Zegura Named Interim Dean of Georgia Tech's College of Computing

April 24, 2002

Georgia Tech Provost Jean-Lou Chameau has named Dr. Ellen Zegura, assistant dean of facilities planning and associate professor of computing, to the position of interim dean of the College of Computing, effective May 6. Chameau made the announcement at a special faculty meeting on April 25, which was open to all members of the College. Zegura will serve as dean while a search committee looks for a replacement, which could be announced as early as this summer.
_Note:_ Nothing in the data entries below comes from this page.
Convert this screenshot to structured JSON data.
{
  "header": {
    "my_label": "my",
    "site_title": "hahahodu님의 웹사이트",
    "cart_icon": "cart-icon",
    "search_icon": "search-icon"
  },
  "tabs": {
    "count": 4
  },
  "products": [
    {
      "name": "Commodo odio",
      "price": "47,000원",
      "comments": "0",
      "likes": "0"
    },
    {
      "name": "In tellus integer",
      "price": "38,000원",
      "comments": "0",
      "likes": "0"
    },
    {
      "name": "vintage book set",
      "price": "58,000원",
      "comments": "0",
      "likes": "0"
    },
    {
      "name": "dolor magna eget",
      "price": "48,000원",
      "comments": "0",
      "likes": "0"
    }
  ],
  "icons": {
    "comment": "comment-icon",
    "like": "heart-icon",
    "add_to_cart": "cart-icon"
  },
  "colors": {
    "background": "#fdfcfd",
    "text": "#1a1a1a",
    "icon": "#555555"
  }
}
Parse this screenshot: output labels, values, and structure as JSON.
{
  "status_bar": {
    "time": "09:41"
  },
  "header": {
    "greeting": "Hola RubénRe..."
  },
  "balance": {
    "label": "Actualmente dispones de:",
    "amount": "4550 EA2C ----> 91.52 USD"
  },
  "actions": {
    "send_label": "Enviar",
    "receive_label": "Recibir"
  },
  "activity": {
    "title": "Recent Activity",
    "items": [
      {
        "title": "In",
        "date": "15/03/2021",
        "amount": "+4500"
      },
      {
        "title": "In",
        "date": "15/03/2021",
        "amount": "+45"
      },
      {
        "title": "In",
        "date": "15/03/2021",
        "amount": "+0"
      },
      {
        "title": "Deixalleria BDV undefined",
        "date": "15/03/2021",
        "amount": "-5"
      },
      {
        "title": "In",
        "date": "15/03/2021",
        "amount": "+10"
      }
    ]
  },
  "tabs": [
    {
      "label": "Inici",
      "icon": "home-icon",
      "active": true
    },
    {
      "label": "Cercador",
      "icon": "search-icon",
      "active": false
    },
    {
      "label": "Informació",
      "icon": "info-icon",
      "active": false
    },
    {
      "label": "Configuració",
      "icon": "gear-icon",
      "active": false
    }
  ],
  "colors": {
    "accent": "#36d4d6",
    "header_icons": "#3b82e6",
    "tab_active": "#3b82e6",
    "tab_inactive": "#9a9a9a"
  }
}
In January, Dr. Peter A. Freeman, John P. Imlay, Jr. Dean of Computing, announced he was stepping down as dean to assume a position with the National Science Foundation (NSF) in Washington as assistant director of NSF for Computer & Information Science & Engineering (CISE). He will remain a member of the Georgia Tech Faculty, on assignment to NSF.

In making the announcement, Chameau said, "I'm very pleased that Ellen has accepted my offer to hold this important position during this critical time for the College. Having served the College and Georgia Tech in numerous capacities over the years, I'm confident that the College will continue to perform very well under her guidance and leadership."

As assistant dean of facilities planning, Zegura oversees all aspects of space needs for the College's faculty, staff and students. She obtained D.Sc. , M.S. and B.S. degrees in computer science, and a B.S. in electrical engineering, all from Washington University in St. Louis. She has served as assistant dean of the College since 2000 and as an associate professor since 1999. She joined the College as an assistant professor in 1993 from Washington University, where she served as a research assistant since 1987.

Her research interests lie in the area of wide-area computer networking. Current research focuses on techniques to enable distributed applications to perform well in the face of increasing scale and diversity in network infrastructure, end-system devices and application base. Ongoing projects include active networking to achieve greater network programmability, application and user-driven server selection, adapting network multicast, and development of application-aware network services.